Project description:UnlabelledHuman endogenous retrovirus type K (HERV-K) proviruses are scattered throughout the human genome, but as no infectious HERV-K virus has been detected to date, the mechanism by which these viruses replicated and populated the genome remains unresolved. Here, we provide evidence that, in addition to the RNA genomes that canonical retroviruses package, modern HERV-K viruses can contain reverse-transcribed DNA (RT-DNA) genomes. Indeed, reverse transcription of genomic HERV-K RNA into the DNA form is able to occur in three distinct times and locations: (i) in the virus-producing cell prior to viral release, yielding a DNA-containing extracellular virus particle similar to the spumaviruses; (ii) within the extracellular virus particle itself, transitioning from an RNA-containing particle to a DNA-containing particle; and (iii) after entry of the RNA-containing virus into the target cell, similar to canonical retroviruses, such as murine leukemia virus and HIV. Moreover, using a resuscitated HERV-K virus construct, we show that both viruses with RNA genomes and viruses with DNA genomes are capable of infecting target cells. This high level of genomic flexibility historically could have permitted these viruses to replicate in various host cell environments, potentially assisting in their many integration events and resulting in their high prevalence in the human genome. Moreover, the ability of modern HERV-K viruses to proceed through reverse transcription and package RT-DNA genomes suggests a higher level of replication competency than was previously understood, and it may be relevant in HERV-K-associated human diseases.ImportanceRetroviral elements comprise at least 8% of the human genome. Of all the endogenous retroviruses, HERV-K viruses are the most intact and biologically active. While a modern infectious HERV-K has yet to be found, HERV-K activation has been associated with cancers, autoimmune diseases, and HIV-1 infection.
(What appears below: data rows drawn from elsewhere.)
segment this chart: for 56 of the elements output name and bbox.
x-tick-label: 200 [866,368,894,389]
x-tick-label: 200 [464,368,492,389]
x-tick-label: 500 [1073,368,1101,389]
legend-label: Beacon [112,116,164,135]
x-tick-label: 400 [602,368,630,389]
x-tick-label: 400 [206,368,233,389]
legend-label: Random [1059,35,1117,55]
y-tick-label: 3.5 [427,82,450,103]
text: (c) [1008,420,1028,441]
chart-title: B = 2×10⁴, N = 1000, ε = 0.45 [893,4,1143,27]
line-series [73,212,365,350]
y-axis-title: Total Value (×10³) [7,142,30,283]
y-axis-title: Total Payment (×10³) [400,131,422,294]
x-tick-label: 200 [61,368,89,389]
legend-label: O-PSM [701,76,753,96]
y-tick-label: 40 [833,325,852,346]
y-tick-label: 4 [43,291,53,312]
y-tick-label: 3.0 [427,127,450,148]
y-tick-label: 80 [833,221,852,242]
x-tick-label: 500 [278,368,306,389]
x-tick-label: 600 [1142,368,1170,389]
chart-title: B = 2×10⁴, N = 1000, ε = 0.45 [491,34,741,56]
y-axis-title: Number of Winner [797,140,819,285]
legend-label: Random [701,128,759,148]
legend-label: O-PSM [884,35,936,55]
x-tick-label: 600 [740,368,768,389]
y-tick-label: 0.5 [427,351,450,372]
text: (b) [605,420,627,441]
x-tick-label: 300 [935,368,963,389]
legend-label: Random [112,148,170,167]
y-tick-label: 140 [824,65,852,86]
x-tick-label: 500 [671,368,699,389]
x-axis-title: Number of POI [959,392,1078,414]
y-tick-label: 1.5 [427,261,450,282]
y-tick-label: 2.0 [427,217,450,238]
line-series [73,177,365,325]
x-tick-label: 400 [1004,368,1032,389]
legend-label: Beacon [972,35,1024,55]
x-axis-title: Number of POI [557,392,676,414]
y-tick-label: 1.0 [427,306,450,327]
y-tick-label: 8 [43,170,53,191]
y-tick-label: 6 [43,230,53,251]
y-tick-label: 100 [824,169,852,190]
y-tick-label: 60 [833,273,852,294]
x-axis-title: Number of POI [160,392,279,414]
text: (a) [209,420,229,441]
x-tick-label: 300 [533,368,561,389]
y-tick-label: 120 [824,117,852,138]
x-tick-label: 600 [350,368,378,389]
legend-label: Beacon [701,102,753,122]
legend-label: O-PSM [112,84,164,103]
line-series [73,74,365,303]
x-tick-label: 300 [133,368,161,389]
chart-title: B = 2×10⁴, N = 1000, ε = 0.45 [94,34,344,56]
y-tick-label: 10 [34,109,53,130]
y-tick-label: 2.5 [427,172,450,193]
Thus, determining how this virus family became such a prevalent member of our genome and what it is capable of in its current form are of the utmost importance. Here, we provide evidence that HERV-K viruses currently found in the human genome are able to proceed through reverse transcription and historically utilized a life cycle with a surprising degree of genomic flexibility in which both RNA- and DNA-containing viruses were capable of mediating infection.